Caluso Docg Vigna Crava 2020 – Gnavi Carlo
Nasce da una vigna di oltre 60 anni allevata a Topia (pergola canavesana), situata sulla cresta di una collina a circa 360 metri sul livello del mare e esposta a sud, che appartiene da sempre alla famiglia Gnavi. Prima di essere messo in vendita compie un lungo affinamento in bottiglia. All’olfatto rivela un’intrigante complessità fatta di fini note floreali, erbe aromatiche, frutta esotica a polpa gialla e una tocco salmastro dal timbro iodato, mentre in bocca è particolarmente incisivo grazie a una buona consistenza che trova slancio nella spinta acida dai toni citrini e nella decisa salinità. Lunghissimo il finale.
Carema Doc Sole e Roccia 2019 – Monte Maletto
L’azienda del giovane Gian Marco Viano è riuscita in poco tempo a farsi spazio nel cuore di molti appassionati grazie ai suoi vini che parlano di territorio, esprimendo un carattere unico che coniuga schiettezza con garbo e gentilezza. 95 per cento Nebbiolo (sottovarietà Picotendro e Pugnet) più un saldo di Ner d’Ala, il Carema Sole e Roccia matura in barrique usate per circa 18 mesi. Ci regala un naso intenso ed elegante di fiori, spezie con il pepe nero in evidenza, piccoli frutti rossi appena maturi, quasi aciduli e delicati sentori balsamici. Al palato è fresco, teso, fine nella parte tannica, lungo e decisamente minerale. Ben presente al retronaso la frutta rossa che si arricchisce di richiami agrumati. Evolverà per anni sviluppando tutto il suo potenziale. Terroir liquido.

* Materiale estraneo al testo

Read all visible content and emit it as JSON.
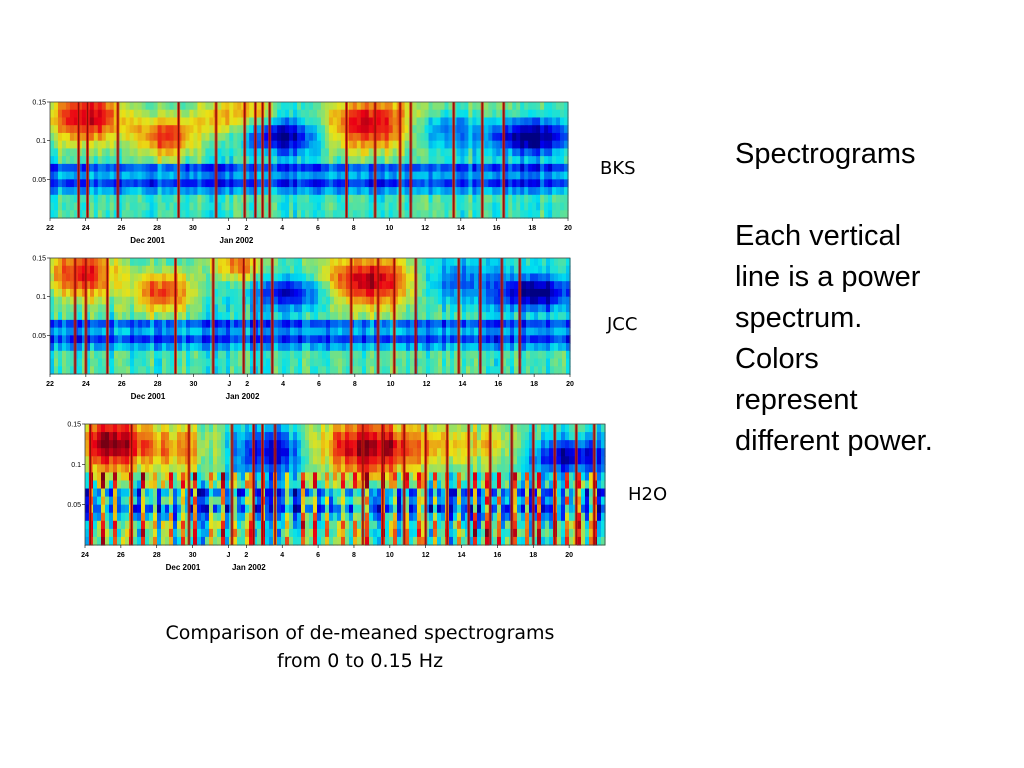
{
  "caption": {
    "line1": "Comparison of de-meaned spectrograms",
    "line2": "from 0 to 0.15 Hz"
  },
  "side_text": {
    "title": "Spectrograms",
    "body": [
      "Each vertical",
      "line is a power",
      "spectrum.",
      "Colors",
      "represent",
      "different power."
    ]
  },
  "colors": {
    "low": "#0a10c8",
    "high": "#e41a10",
    "mid": "#f6f020",
    "spike": "#8a1008"
  },
  "chart_data": [
    {
      "type": "heatmap",
      "station": "BKS",
      "ylim": [
        0,
        0.15
      ],
      "yticks": [
        {
          "value": 0.15,
          "label": "0.15"
        },
        {
          "value": 0.1,
          "label": "0.1"
        },
        {
          "value": 0.05,
          "label": "0.05"
        }
      ],
      "xlim": [
        22,
        51
      ],
      "xticks": [
        {
          "value": 22,
          "label": "22"
        },
        {
          "value": 24,
          "label": "24"
        },
        {
          "value": 26,
          "label": "26"
        },
        {
          "value": 28,
          "label": "28"
        },
        {
          "value": 30,
          "label": "30"
        },
        {
          "value": 32,
          "label": "J"
        },
        {
          "value": 33,
          "label": "2"
        },
        {
          "value": 35,
          "label": "4"
        },
        {
          "value": 37,
          "label": "6"
        },
        {
          "value": 39,
          "label": "8"
        },
        {
          "value": 41,
          "label": "10"
        },
        {
          "value": 43,
          "label": "12"
        },
        {
          "value": 45,
          "label": "14"
        },
        {
          "value": 47,
          "label": "16"
        },
        {
          "value": 49,
          "label": "18"
        },
        {
          "value": 51,
          "label": "20"
        }
      ],
      "month_labels": [
        {
          "value": 27.5,
          "label": "Dec 2001"
        },
        {
          "value": 32.5,
          "label": "Jan 2002"
        }
      ],
      "blobs": [
        {
          "x": 24.0,
          "y": 0.13,
          "sx": 1.6,
          "sy": 0.025,
          "a": 1.1
        },
        {
          "x": 28.5,
          "y": 0.105,
          "sx": 1.2,
          "sy": 0.02,
          "a": 0.9
        },
        {
          "x": 31.5,
          "y": 0.13,
          "sx": 1.0,
          "sy": 0.02,
          "a": 0.6
        },
        {
          "x": 33.5,
          "y": 0.14,
          "sx": 0.8,
          "sy": 0.015,
          "a": 0.5
        },
        {
          "x": 35.0,
          "y": 0.105,
          "sx": 1.4,
          "sy": 0.015,
          "a": -0.9
        },
        {
          "x": 40.0,
          "y": 0.12,
          "sx": 1.8,
          "sy": 0.025,
          "a": 1.1
        },
        {
          "x": 44.0,
          "y": 0.12,
          "sx": 1.5,
          "sy": 0.02,
          "a": -0.5
        },
        {
          "x": 49.0,
          "y": 0.105,
          "sx": 1.5,
          "sy": 0.015,
          "a": -1.0
        },
        {
          "x": 45.0,
          "y": 0.14,
          "sx": 3.0,
          "sy": 0.012,
          "a": 0.3
        }
      ],
      "spikes": [
        23.6,
        24.1,
        25.8,
        29.2,
        31.3,
        32.9,
        33.5,
        33.9,
        34.3,
        38.6,
        40.2,
        41.6,
        42.2,
        44.6,
        46.2,
        47.4
      ],
      "noise": 0.25
    },
    {
      "type": "heatmap",
      "station": "JCC",
      "ylim": [
        0,
        0.15
      ],
      "yticks": [
        {
          "value": 0.15,
          "label": "0.15"
        },
        {
          "value": 0.1,
          "label": "0.1"
        },
        {
          "value": 0.05,
          "label": "0.05"
        }
      ],
      "xlim": [
        22,
        51
      ],
      "xticks": [
        {
          "value": 22,
          "label": "22"
        },
        {
          "value": 24,
          "label": "24"
        },
        {
          "value": 26,
          "label": "26"
        },
        {
          "value": 28,
          "label": "28"
        },
        {
          "value": 30,
          "label": "30"
        },
        {
          "value": 32,
          "label": "J"
        },
        {
          "value": 33,
          "label": "2"
        },
        {
          "value": 35,
          "label": "4"
        },
        {
          "value": 37,
          "label": "6"
        },
        {
          "value": 39,
          "label": "8"
        },
        {
          "value": 41,
          "label": "10"
        },
        {
          "value": 43,
          "label": "12"
        },
        {
          "value": 45,
          "label": "14"
        },
        {
          "value": 47,
          "label": "16"
        },
        {
          "value": 49,
          "label": "18"
        },
        {
          "value": 51,
          "label": "20"
        }
      ],
      "month_labels": [
        {
          "value": 27.5,
          "label": "Dec 2001"
        },
        {
          "value": 32.8,
          "label": "Jan 2002"
        }
      ],
      "blobs": [
        {
          "x": 23.8,
          "y": 0.13,
          "sx": 1.4,
          "sy": 0.025,
          "a": 1.0
        },
        {
          "x": 28.3,
          "y": 0.105,
          "sx": 1.2,
          "sy": 0.02,
          "a": 0.9
        },
        {
          "x": 32.5,
          "y": 0.14,
          "sx": 1.2,
          "sy": 0.015,
          "a": 0.7
        },
        {
          "x": 35.5,
          "y": 0.105,
          "sx": 1.5,
          "sy": 0.015,
          "a": -0.8
        },
        {
          "x": 39.8,
          "y": 0.12,
          "sx": 2.0,
          "sy": 0.025,
          "a": 1.1
        },
        {
          "x": 44.5,
          "y": 0.12,
          "sx": 1.5,
          "sy": 0.02,
          "a": -0.5
        },
        {
          "x": 49.0,
          "y": 0.105,
          "sx": 1.5,
          "sy": 0.015,
          "a": -1.0
        }
      ],
      "spikes": [
        23.4,
        24.0,
        25.2,
        29.0,
        31.1,
        32.8,
        33.4,
        33.8,
        34.4,
        38.8,
        40.3,
        41.2,
        42.4,
        44.8,
        46.0,
        47.2,
        48.2
      ],
      "noise": 0.25
    },
    {
      "type": "heatmap",
      "station": "H2O",
      "ylim": [
        0,
        0.15
      ],
      "yticks": [
        {
          "value": 0.15,
          "label": "0.15"
        },
        {
          "value": 0.1,
          "label": "0.1"
        },
        {
          "value": 0.05,
          "label": "0.05"
        }
      ],
      "xlim": [
        24,
        53
      ],
      "xticks": [
        {
          "value": 24,
          "label": "24"
        },
        {
          "value": 26,
          "label": "26"
        },
        {
          "value": 28,
          "label": "28"
        },
        {
          "value": 30,
          "label": "30"
        },
        {
          "value": 32,
          "label": "J"
        },
        {
          "value": 33,
          "label": "2"
        },
        {
          "value": 35,
          "label": "4"
        },
        {
          "value": 37,
          "label": "6"
        },
        {
          "value": 39,
          "label": "8"
        },
        {
          "value": 41,
          "label": "10"
        },
        {
          "value": 43,
          "label": "12"
        },
        {
          "value": 45,
          "label": "14"
        },
        {
          "value": 47,
          "label": "16"
        },
        {
          "value": 49,
          "label": "18"
        },
        {
          "value": 51,
          "label": "20"
        }
      ],
      "month_labels": [
        {
          "value": 29.5,
          "label": "Dec 2001"
        },
        {
          "value": 33.2,
          "label": "Jan 2002"
        }
      ],
      "blobs": [
        {
          "x": 25.5,
          "y": 0.125,
          "sx": 1.6,
          "sy": 0.025,
          "a": 1.2
        },
        {
          "x": 29.5,
          "y": 0.12,
          "sx": 1.4,
          "sy": 0.025,
          "a": 0.6
        },
        {
          "x": 34.5,
          "y": 0.115,
          "sx": 1.6,
          "sy": 0.02,
          "a": -0.8
        },
        {
          "x": 40.0,
          "y": 0.12,
          "sx": 2.5,
          "sy": 0.025,
          "a": 1.2
        },
        {
          "x": 46.0,
          "y": 0.125,
          "sx": 2.0,
          "sy": 0.02,
          "a": 0.4
        },
        {
          "x": 51.0,
          "y": 0.11,
          "sx": 1.5,
          "sy": 0.015,
          "a": -0.9
        }
      ],
      "spikes": [
        24.3,
        26.6,
        29.8,
        32.2,
        33.4,
        33.9,
        34.6,
        39.5,
        40.6,
        41.8,
        43.0,
        44.2,
        45.4,
        46.6,
        47.8,
        49.0,
        50.2,
        51.4,
        52.4
      ],
      "noise": 0.45,
      "dense_band": true
    }
  ]
}
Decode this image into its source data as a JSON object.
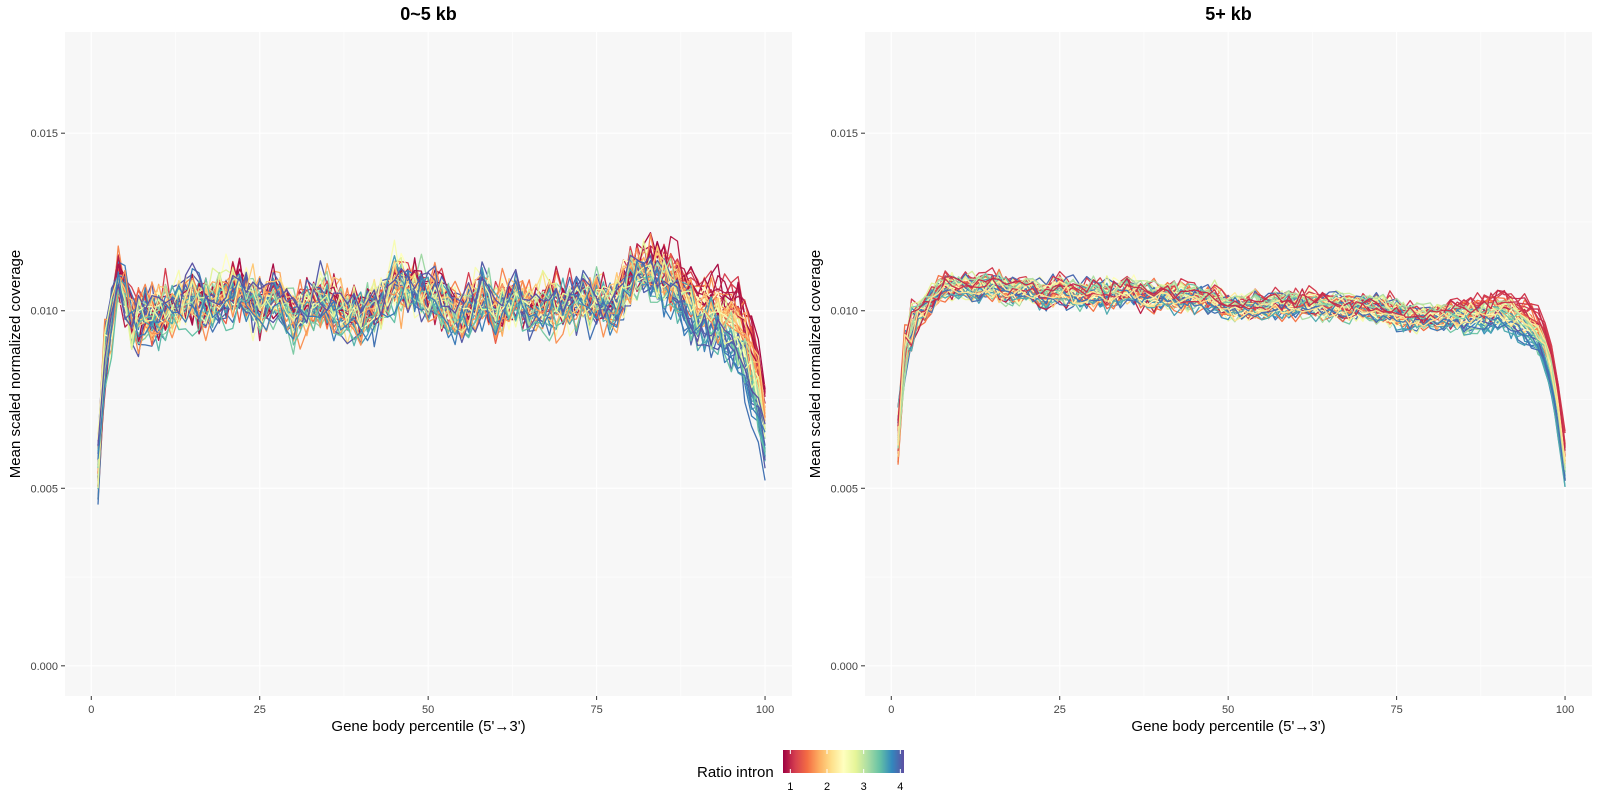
{
  "chart_data": [
    {
      "type": "line",
      "title": "0~5 kb",
      "xlabel": "Gene body percentile (5'→3')",
      "ylabel": "Mean scaled normalized coverage",
      "xlim": [
        -3.9,
        104
      ],
      "ylim": [
        -0.00085,
        0.01785
      ],
      "xticks": [
        0,
        25,
        50,
        75,
        100
      ],
      "yticks": [
        0.0,
        0.005,
        0.01,
        0.015
      ],
      "ytick_labels": [
        "0.000",
        "0.005",
        "0.010",
        "0.015"
      ],
      "grid": true,
      "legend": "bottom",
      "series_count": 48,
      "series_color_value_range": [
        0.8,
        4.1
      ],
      "representative_profile": {
        "x": [
          1,
          2,
          3,
          4,
          5,
          6,
          8,
          10,
          12,
          15,
          18,
          20,
          22,
          25,
          27,
          30,
          33,
          35,
          38,
          40,
          43,
          45,
          48,
          50,
          53,
          55,
          58,
          60,
          63,
          65,
          68,
          70,
          73,
          75,
          78,
          80,
          82,
          84,
          86,
          88,
          90,
          92,
          94,
          96,
          97,
          98,
          99,
          100
        ],
        "y": [
          0.0055,
          0.0085,
          0.0097,
          0.0108,
          0.0104,
          0.0097,
          0.0099,
          0.0098,
          0.0101,
          0.0103,
          0.0102,
          0.0104,
          0.0106,
          0.0101,
          0.0104,
          0.0098,
          0.0101,
          0.0103,
          0.0099,
          0.0098,
          0.0102,
          0.0107,
          0.0106,
          0.0104,
          0.0101,
          0.0099,
          0.0104,
          0.01,
          0.0103,
          0.0099,
          0.0102,
          0.0101,
          0.0103,
          0.0102,
          0.0102,
          0.011,
          0.0112,
          0.0111,
          0.0108,
          0.0104,
          0.01,
          0.0099,
          0.0097,
          0.0094,
          0.009,
          0.0085,
          0.0078,
          0.0068
        ]
      }
    },
    {
      "type": "line",
      "title": "5+ kb",
      "xlabel": "Gene body percentile (5'→3')",
      "ylabel": "Mean scaled normalized coverage",
      "xlim": [
        -3.9,
        104
      ],
      "ylim": [
        -0.00085,
        0.01785
      ],
      "xticks": [
        0,
        25,
        50,
        75,
        100
      ],
      "yticks": [
        0.0,
        0.005,
        0.01,
        0.015
      ],
      "ytick_labels": [
        "0.000",
        "0.005",
        "0.010",
        "0.015"
      ],
      "grid": true,
      "legend": "bottom",
      "series_count": 48,
      "series_color_value_range": [
        0.8,
        4.1
      ],
      "representative_profile": {
        "x": [
          1,
          2,
          3,
          4,
          5,
          6,
          7,
          8,
          10,
          12,
          15,
          18,
          20,
          23,
          25,
          28,
          30,
          33,
          35,
          38,
          40,
          43,
          45,
          48,
          50,
          55,
          60,
          65,
          70,
          75,
          78,
          80,
          85,
          88,
          90,
          92,
          94,
          96,
          97,
          98,
          99,
          100
        ],
        "y": [
          0.0064,
          0.0088,
          0.0096,
          0.0099,
          0.0101,
          0.0103,
          0.0105,
          0.0107,
          0.0107,
          0.0106,
          0.0107,
          0.0105,
          0.0106,
          0.0104,
          0.0106,
          0.0104,
          0.0105,
          0.0104,
          0.0106,
          0.0104,
          0.0104,
          0.0104,
          0.0104,
          0.0103,
          0.0101,
          0.0101,
          0.0102,
          0.0101,
          0.0101,
          0.0099,
          0.0098,
          0.0098,
          0.0099,
          0.0099,
          0.01,
          0.0099,
          0.0097,
          0.0094,
          0.009,
          0.0083,
          0.0072,
          0.0057
        ]
      }
    }
  ],
  "legend": {
    "title": "Ratio intron",
    "range": [
      0.8,
      4.1
    ],
    "ticks": [
      1,
      2,
      3,
      4
    ],
    "tick_labels": [
      "1",
      "2",
      "3",
      "4"
    ],
    "palette": [
      "#9E0142",
      "#D53E4F",
      "#F46D43",
      "#FDAE61",
      "#FEE08B",
      "#FFFFBF",
      "#E6F598",
      "#ABDDA4",
      "#66C2A5",
      "#3288BD",
      "#5E4FA2"
    ]
  },
  "colors": {
    "panel_background": "#F7F7F7",
    "grid_major": "#FFFFFF",
    "tick_mark": "#333333"
  }
}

Carema Doc 2019 – Sorpasso
Viene prodotto dal 2016 da una giovane azienda che ha cominciato a muovere i primi passi nel 2012. Composto per il 90 per cento da Nebbiolo Picotendro e per la restante parte da Ner d’Ala e Neretti, matura in botti di legno usato da 225 e 500 litri. Il calice regala finezze e vibrazioni olfattive concedendosi a note molto nitide e rifinite di rosa rossa e di violetta in un sorso pungente, dove la parte acida gioca in prevalenza e raggiunge, poi, in retronasale, a pari merito, una nota speziata. Setosi i tannini e lunga la chiusura.
Carema Doc L’Arsin 2019 – Cantina Togliana
E’ uno dei due Carema prodotti da Achille Milanesio, viticoltore inesauribile e appassionato che rappresenta la memoria storica di questi luoghi, custodendone la forte identità e tramandando le antiche tradizioni. L’Arsin 2019 appare nobile già nel colore, un affascinante rosso granato scarico. Ha un naso elegante, caratterizzato dal carattere quasi etereo di un frutto che appare soffuso tra sentori di erbe officinali, un tocco balsamico e un’evidente nota ferrosa. Vibrante, intensamente minerale, rifinito sul tannino, sapido e molto lungo il sorso. Un grande vino di montagna che vive di energia, non di volume.
Giallo di Chy 2021 – Valchyara
“Giallo di Chy” come il comune in cui si trova, appunto Val di Chy, situato all’ingresso della Valle d’Aosta. E’ un Erbaluce macerato che vinifica per metà in barrique e metà in cemento. Sentori di erbe aromatiche con il rosmarino in evidenza più un sottile cenno vegetale precedono un palato tendenzialmente rotondo che trova slancio in una vivace vena sapida. Pulito, equilibrato e piacevole.